Both PrEP medications are highly effective and extremely safe. TDF/FTC has been associated with small decreases in renal function and bone mineral density, and TAF/FTC has been associated with minor weight gain and dyslipidemia, but these incremental differences have not translated to differences in adverse clinical events.

The medications differ substantially, however, when it comes to price: generic TDF/FTC became available in the U.S. in October 2020, and now costs as low as $30 per month, compared with about $1800 per month for branded TAF/FTC.

“One of the most critical barriers to broad and equitable PrEP use in the U.S. has been cost, including both perceived and actual costs,” said lead author Julia Marcus, Ph.D., Associate Professor in the Department of Population Medicine at Harvard Medical School and Harvard Pilgrim Health Care Institute. “Generic TDF/FTC could revolutionize PrEP access, but that opportunity will be missed if resources are invested in a far more expensive medication without proportional improvements in clinical outcomes.”

The researchers extracted electronic health record data from 2,892 adults who were assigned male sex at birth, were prescribed TDF/FTC for PrEP in the year before FDA approval of TAF/FTC, and had at least one PrEP prescription in the following year. All patients were seen at Fenway Health, a Boston community health center that specializes in care for sexual and gender minorities.

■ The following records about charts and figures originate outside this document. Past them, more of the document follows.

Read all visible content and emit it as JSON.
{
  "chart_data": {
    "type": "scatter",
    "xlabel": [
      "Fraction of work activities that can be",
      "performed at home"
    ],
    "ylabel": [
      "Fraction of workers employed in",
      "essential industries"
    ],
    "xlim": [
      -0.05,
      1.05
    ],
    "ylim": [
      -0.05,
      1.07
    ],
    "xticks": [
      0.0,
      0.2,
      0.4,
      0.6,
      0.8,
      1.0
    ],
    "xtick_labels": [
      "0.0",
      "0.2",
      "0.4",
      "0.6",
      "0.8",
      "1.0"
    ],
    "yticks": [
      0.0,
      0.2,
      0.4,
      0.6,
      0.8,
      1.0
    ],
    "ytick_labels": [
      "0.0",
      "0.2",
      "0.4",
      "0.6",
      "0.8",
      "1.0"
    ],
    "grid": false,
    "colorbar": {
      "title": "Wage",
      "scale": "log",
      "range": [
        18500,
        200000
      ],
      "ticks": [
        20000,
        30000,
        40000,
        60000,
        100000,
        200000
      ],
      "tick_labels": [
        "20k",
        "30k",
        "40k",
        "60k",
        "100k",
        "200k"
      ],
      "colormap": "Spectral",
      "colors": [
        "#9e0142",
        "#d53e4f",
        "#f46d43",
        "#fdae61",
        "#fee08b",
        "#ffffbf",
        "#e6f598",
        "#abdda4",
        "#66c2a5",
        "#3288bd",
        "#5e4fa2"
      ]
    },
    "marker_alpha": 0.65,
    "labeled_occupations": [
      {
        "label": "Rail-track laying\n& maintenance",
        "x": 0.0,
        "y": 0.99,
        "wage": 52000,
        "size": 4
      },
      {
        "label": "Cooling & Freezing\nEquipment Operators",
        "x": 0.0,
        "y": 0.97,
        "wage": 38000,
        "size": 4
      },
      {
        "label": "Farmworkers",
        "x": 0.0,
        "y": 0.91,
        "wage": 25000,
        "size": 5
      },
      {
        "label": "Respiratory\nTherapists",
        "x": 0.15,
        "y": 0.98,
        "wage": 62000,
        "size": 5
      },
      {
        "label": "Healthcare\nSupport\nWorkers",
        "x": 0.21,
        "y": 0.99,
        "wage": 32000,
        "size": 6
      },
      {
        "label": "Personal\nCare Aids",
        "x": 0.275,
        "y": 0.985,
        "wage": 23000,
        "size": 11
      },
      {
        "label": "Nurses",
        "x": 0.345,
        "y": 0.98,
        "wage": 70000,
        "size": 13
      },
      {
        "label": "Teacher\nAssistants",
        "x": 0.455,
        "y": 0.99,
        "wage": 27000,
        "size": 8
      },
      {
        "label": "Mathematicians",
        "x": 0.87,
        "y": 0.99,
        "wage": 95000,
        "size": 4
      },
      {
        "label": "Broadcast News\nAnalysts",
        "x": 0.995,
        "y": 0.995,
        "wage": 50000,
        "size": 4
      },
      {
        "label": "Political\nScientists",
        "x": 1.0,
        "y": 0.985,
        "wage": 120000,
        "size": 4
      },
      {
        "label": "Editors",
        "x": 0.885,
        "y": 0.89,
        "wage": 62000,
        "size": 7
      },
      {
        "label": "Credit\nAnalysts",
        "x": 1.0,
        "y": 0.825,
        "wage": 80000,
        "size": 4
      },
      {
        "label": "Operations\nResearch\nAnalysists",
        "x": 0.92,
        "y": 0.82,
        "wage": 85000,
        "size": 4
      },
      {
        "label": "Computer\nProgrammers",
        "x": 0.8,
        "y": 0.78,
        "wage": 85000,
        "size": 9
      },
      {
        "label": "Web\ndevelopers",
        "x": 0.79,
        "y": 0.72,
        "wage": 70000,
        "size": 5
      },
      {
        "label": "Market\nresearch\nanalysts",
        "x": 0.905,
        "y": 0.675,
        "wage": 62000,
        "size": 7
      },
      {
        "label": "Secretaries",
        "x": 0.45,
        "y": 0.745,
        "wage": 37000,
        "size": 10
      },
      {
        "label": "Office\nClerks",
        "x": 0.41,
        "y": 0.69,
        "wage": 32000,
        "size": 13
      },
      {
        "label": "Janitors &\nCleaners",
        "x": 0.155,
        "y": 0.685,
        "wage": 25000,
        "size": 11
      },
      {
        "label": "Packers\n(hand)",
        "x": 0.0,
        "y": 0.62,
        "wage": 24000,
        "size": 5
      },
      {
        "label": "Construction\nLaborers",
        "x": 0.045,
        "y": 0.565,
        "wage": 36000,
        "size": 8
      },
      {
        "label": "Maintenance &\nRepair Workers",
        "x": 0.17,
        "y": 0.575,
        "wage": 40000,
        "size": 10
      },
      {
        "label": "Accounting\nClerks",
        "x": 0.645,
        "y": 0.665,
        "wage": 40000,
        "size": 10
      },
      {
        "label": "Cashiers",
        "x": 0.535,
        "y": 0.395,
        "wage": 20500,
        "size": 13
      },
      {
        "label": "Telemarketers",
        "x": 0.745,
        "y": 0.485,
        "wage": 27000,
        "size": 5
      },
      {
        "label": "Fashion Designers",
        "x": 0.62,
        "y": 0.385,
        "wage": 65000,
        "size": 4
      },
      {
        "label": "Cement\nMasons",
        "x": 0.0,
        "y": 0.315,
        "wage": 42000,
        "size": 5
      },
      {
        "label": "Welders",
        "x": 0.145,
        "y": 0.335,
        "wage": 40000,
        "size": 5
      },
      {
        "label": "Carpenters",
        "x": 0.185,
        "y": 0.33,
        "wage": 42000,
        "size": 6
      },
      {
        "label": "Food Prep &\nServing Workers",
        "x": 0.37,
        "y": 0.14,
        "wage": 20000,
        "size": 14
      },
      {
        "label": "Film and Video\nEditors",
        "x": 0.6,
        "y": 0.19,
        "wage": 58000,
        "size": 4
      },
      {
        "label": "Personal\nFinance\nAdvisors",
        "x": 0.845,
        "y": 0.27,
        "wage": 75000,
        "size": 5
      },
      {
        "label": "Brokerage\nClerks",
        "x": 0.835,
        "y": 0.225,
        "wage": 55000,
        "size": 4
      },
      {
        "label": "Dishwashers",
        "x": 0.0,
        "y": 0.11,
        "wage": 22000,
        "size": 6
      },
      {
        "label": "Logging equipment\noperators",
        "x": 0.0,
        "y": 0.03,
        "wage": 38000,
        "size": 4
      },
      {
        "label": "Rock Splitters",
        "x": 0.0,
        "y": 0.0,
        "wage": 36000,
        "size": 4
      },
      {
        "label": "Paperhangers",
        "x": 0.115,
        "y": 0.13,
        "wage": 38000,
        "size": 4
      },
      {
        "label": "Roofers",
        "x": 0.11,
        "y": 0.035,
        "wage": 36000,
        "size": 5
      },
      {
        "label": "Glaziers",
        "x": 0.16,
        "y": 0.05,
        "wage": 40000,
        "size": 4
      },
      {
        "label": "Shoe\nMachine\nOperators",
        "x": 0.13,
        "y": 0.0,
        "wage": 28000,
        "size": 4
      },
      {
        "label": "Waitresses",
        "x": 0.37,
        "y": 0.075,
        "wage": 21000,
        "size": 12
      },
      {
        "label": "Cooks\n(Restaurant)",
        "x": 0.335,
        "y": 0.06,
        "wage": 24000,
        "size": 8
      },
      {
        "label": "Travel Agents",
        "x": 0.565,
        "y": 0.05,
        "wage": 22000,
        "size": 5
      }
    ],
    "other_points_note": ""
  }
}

The team evaluated how many PrEP users switched to TAF/FTC and whether patients had a clinical indication for switching. They found that 11.9% of the study population switched to TAF/FTC in the first year it was available. Consistent with the known side effect profiles of the two medications, renal dysfunction was associated with switching to TAF/FTC, while switching was less likely among those with dyslipidemia. Based on documented renal, bone, and cardiovascular risk factors, however, only 7% of those who switched to TAF/FTC had clinical indications to do so. When indications for switching also included risk factors for developing renal dysfunction, such as hypertension and diabetes, up to 27% of switching was clinically indicated.

The findings indicate that a minority of switching to TAF/FTC was clinically indicated, although some patients appear to have been switched in anticipation of clinical indications developing, and others may have had indications for switching that were not documented in electronic health records.